Armstrong, Lee (2024) Supervisors: Dr Tim Kinnear, Dr Edd Pitt. Master of Science (MSc) thesis, University of Kent.
Abstract
Social virtual reality shows promise in the field of physics education and higher education more generally, but it is unclear how effective it is compared to other teaching methods.
This study investigates the effect of social virtual reality and pre-recorded videos as extra pre-laboratory material in addition to lab-scripts on student confidence and interest.
It was found that the pre-lab video material leads to overwhelmingly more self-reported student confidence and interest compared to the virtual reality experience in their respective labs, this is likely to be because the VR experience did not have any guidance leading to the students not gaining anything from it.
This study also attempted to evaluate if more active pre-lab preparation materials were more effective at increasing student confidence and interest but the results were inconclusive due to the difficulty of comparing the video and VR labs results fairly. The unfairness came from the limited time to create VR labs and videos for both labs, instead it was only possible to make one for each therefore it was very difficult to compare.
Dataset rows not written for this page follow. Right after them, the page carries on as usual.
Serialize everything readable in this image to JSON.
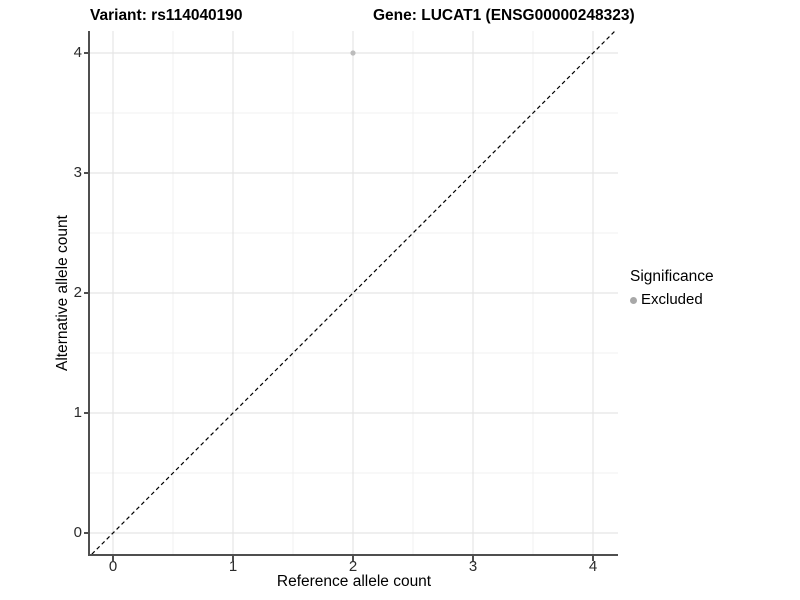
{
  "header": {
    "variant_title": "Variant: rs114040190",
    "gene_title": "Gene: LUCAT1 (ENSG00000248323)"
  },
  "axes": {
    "x_label": "Reference allele count",
    "y_label": "Alternative allele count",
    "x_tick_labels": [
      "0",
      "1",
      "2",
      "3",
      "4"
    ],
    "y_tick_labels": [
      "0",
      "1",
      "2",
      "3",
      "4"
    ]
  },
  "legend": {
    "title": "Significance",
    "items": [
      {
        "label": "Excluded",
        "color": "#a8a8a8",
        "marker": "circle"
      }
    ]
  },
  "theme": {
    "background": "#ffffff",
    "grid_major": "#e5e5e5",
    "grid_minor": "#f0f0f0",
    "axis_line": "#4f4f4f",
    "tick_label_color": "#2b2b2b",
    "title_color": "#000000"
  },
  "chart_data": {
    "type": "scatter",
    "title": "Variant: rs114040190   Gene: LUCAT1 (ENSG00000248323)",
    "xlabel": "Reference allele count",
    "ylabel": "Alternative allele count",
    "xlim": [
      -0.2,
      4.2
    ],
    "ylim": [
      -0.2,
      4.2
    ],
    "x_ticks": [
      0,
      1,
      2,
      3,
      4
    ],
    "y_ticks": [
      0,
      1,
      2,
      3,
      4
    ],
    "minor_ticks_x": [
      0.5,
      1.5,
      2.5,
      3.5
    ],
    "minor_ticks_y": [
      0.5,
      1.5,
      2.5,
      3.5
    ],
    "grid": "major and minor gridlines on white background",
    "legend_position": "right",
    "series": [
      {
        "name": "Excluded",
        "color": "#bcbcbc",
        "marker": "circle",
        "marker_radius": 2.6,
        "points": [
          {
            "x": 2,
            "y": 4
          }
        ]
      }
    ],
    "reference_line": {
      "equation": "y = x",
      "style": "dashed",
      "color": "#000000"
    }
  }
}
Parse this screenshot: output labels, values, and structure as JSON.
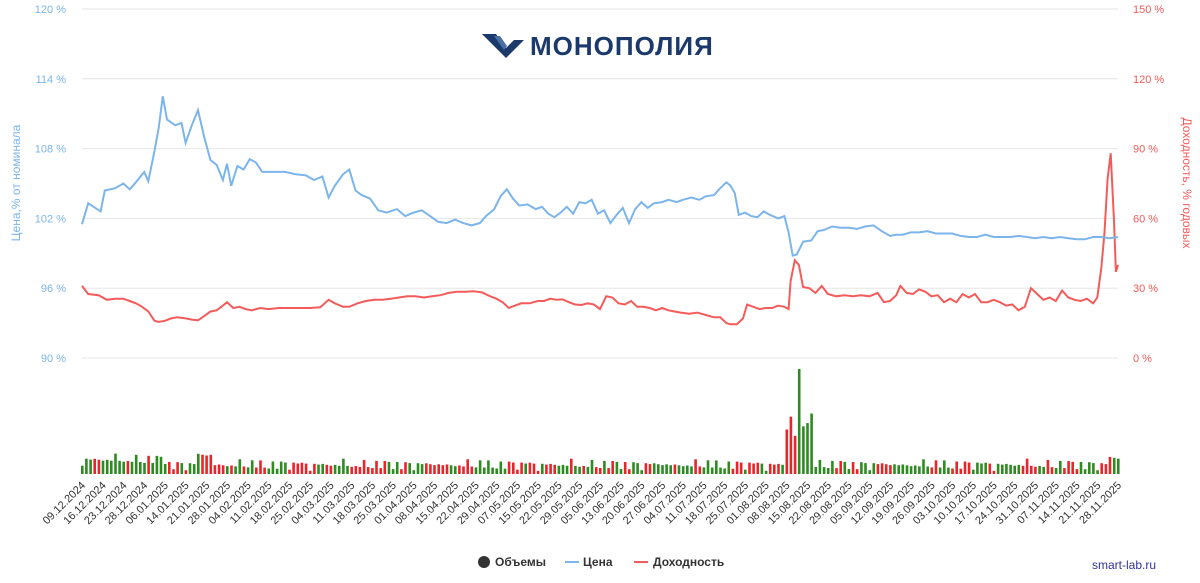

The design choices for putting together the virtual environments do make quite a difference, this study shows that you can design environments to help students unknowingly perform particular productive behaviours. For example putting two pieces of related equipment near each other but with enough distance that it requires two people to operate both, therefore this incentives teamwork.
Finally it was seen that students get quite confused with the required lab-scripts provided in the lab module due to their varied designs.
Further research is needed which could include working out which types of virtual environments work the best for teaching, and looking into if the quality of editing in video materials makes a difference to their usefulness.